Die seit drei Tagen andauernden heftigen Unruhen im Nordosten Indiens haben mehr als 80.000 Menschen verschiedener Volksgruppen in die Flucht getrieben. Wie die Landesregierung von Assam am Montag mitteilte, kamen bei den Auseinandersetzungen zwischen muslimischen Einwanderern aus Bangladesch und Angehörigen der Bodo-Volksgruppe insgesamt etwa 40 Menschen ums Leben.

Nach Polizeiangaben waren die Unruhen am Freitag nordöstlich der Landeshauptstadt Guwahati ausgebrochen, nachdem Bodo-Gruppen mehrere von Einwanderern bewohnte Siedlungen angegriffen hatten. Daraufhin hätten diese Vergeltungsaktionen gestartet und Häuser in Bodo-Dörfern niedergebrannt. Die Behörden haben 2600 zusätzliche Sicherheitskräfte in die Region entsandt, um die Lage unter Kontrolle zu bringen.

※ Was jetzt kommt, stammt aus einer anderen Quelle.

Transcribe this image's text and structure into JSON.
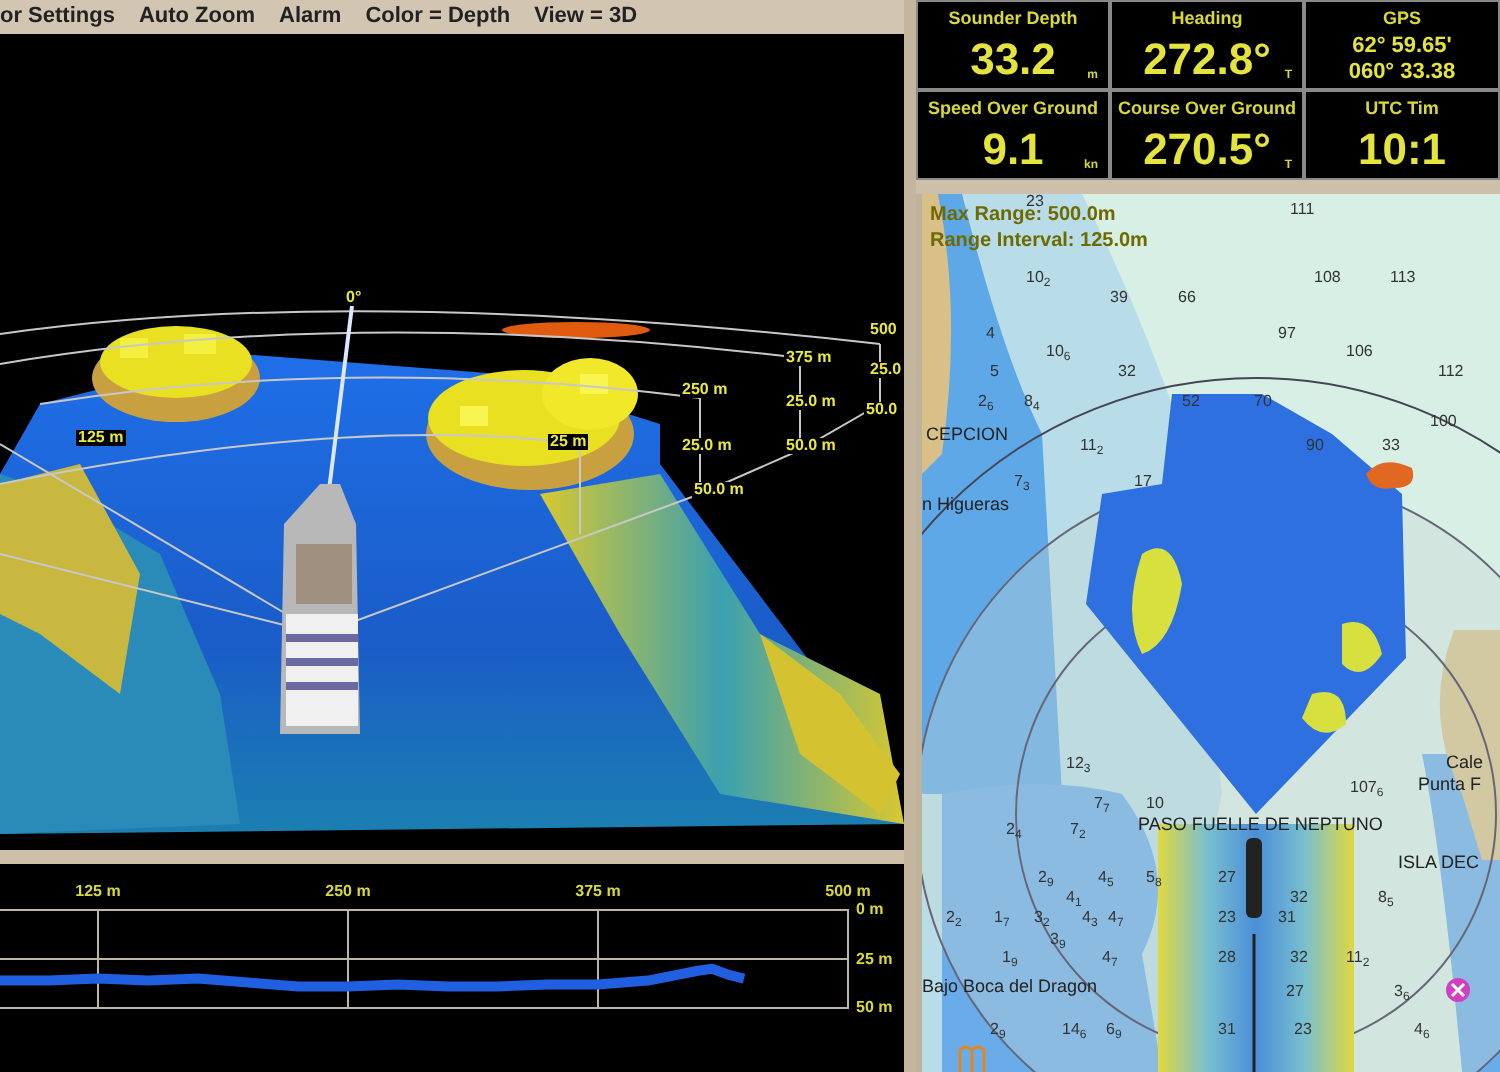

Im Bundesstaat Assam kommt es immer wieder zu Spannungen zwischen der alteingesessenen Bevölkerungsmehrheit und Einwanderern aus anderen Landesteilen Indiens sowie aus dem benachbarten Bangladesch. Allein im vergangenen Jahr wurden mehr als 150 Einwanderer getötet. Oftmals sind separatistische Gruppen für die Angriffe verantwortlich, die für die Unabhängigkeit der Region von Indien oder mehr Autonomie kämpfen. Die Bodos sind eine von mehr als 200 Volksgruppen, die seit Jahrhunderten im Nordosten Indiens siedeln.